Did everyone get to listen to my Internet Voices Radio interview? (see previous entry). I’ve been told by various friends and relatives that it’s fun, and it’s still available for several more weeks. The ironic thing is that I haven’t heard it yet. Mercy, I hate to admit this, but I can’t get it to play. I click on the “play” button, and nothing happens. I’m such a computer idiot. If anyone has any ideas, feel free to let me know.
I notice that since I’ve been blogging over at www.typem4murder.blogspot.com every Saturday, my entries on this site seem to be getting shorter. It’s difficult to be regularly witty on one site, let alone two. But we persevere.
I’d like to write a little bit about mystery writing today, but before I do, I simply must mention that I picked up Carolyn Hart’s new book, Death Walked In, today. It’s another Annie Darling mystery, set on one of the South Carolina barrier islands, featuring mystery bookstore owner Annie and her husband Max. In each of these books, Annie hangs five paintings of scenes from mystery novels in her bookstore every month. Then at the end of the book, after Annie has solved her own mystery, she gives away copies of the novels depicted to whichever of her customers figures out what books the scenes are from. Imagine my delight when I saw that in Death Walked In, one of the paintings portrays a scene from one of my books! I’ll leave you, Dear Reader, to figure out which scene and which book. I love Carolyn Hart, both as an author and as a human being. She has really been good to me as I start out in this business. She’ll be here in the Phoenix area (Poisoned Pen Bookstore in Scottsdale) on May 1, and I’m going to be privileged to introduce her and MC her appearance.

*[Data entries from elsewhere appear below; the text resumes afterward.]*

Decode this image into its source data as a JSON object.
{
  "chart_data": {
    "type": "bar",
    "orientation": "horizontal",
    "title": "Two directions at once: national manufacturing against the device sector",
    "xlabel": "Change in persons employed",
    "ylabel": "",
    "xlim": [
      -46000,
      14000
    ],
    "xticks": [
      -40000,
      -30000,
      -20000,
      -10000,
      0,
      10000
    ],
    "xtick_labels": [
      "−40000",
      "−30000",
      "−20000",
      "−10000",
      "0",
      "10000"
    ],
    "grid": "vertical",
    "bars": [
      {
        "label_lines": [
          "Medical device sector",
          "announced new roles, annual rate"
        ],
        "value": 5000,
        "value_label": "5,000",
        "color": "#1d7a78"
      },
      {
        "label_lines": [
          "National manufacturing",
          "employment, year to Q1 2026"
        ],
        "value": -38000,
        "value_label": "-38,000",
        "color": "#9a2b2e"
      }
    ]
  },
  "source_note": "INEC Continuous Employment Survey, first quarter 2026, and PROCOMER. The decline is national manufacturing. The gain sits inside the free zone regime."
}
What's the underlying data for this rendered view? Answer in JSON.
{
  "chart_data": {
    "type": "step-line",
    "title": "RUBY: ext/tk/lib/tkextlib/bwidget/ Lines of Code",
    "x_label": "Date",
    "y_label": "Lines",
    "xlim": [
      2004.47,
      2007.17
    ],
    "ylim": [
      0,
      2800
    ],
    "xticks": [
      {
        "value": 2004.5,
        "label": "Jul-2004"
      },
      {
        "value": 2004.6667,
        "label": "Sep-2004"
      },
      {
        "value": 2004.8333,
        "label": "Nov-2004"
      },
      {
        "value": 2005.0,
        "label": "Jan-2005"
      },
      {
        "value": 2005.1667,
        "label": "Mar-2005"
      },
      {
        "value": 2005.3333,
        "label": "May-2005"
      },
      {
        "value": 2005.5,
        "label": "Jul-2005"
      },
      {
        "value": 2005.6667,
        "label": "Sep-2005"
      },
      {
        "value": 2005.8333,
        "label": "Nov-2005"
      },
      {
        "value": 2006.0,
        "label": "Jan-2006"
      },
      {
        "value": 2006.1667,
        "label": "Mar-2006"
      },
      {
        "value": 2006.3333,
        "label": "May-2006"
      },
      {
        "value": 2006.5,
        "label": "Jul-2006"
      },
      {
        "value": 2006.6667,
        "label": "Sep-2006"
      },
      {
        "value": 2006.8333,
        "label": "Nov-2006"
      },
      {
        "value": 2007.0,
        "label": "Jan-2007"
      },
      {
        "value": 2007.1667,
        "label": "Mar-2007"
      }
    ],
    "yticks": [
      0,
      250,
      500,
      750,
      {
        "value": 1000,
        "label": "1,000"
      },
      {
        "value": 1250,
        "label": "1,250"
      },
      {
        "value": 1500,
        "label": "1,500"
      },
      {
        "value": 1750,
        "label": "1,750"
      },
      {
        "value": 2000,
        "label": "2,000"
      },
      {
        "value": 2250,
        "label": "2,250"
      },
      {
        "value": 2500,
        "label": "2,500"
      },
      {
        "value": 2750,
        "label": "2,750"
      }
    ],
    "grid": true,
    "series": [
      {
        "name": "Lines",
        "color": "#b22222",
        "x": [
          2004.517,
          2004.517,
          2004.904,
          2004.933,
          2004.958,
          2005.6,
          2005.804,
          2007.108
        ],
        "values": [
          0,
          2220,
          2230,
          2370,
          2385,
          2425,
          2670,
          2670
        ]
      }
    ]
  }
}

On April 12, I’ll be going down to Sierra Vista, AZ, (southeast of Tucson) to conduct a historical mystery workshop for their chapter of Sisters in Crime. Consequently, I’ve been thinking a lot about what makes a good mystery novel. Of course, the point of a mystery is the puzzle – figuring out whodunnit. But the thing that makes a mystery novel different from an existential novel is that justice is done in the end. I think that is one of the reasons that fans like mystery novels, because unlike real life, things usually turn out the way they are supposed to. Of course, that doesn’t always mean that the killer is punished. Sometimes it’s more just when the killer gets away with it. Remember Agatha Christie’s Murder on the Orient Express? I did something similar in The Old Buzzard Had It Coming. The killer may or may not be punished, but justice was still done — when the victim was killed! Dorothy Sayers had Lord Peter allow the killer to take the gentleman’s way out on an occasion or two. Ellis Peters was very good at moral amibguity, which is one reason I love her books, especially the Brother Cadfael series. The resolutions of those novels are usually very clever and perhaps not what you might have suspected. One of my favorite resolutions was in her novel Monk’s Hood. The victim wasn’t a pleasant man, but he wasn’t evil and didn’t deserve to die the way he did. The killer shouldn’t have taken the action he did. Cadfael figures out who did it and why, and confronts the killer, but in the end … well, let me just say, I was taken aback by what happened. Was it justice? I think yes, and mercy, too.
And that’s the mark of a truly successful mystery. We don’t just find out who did it. We are given a just resolution that satisfies us right down to our toes.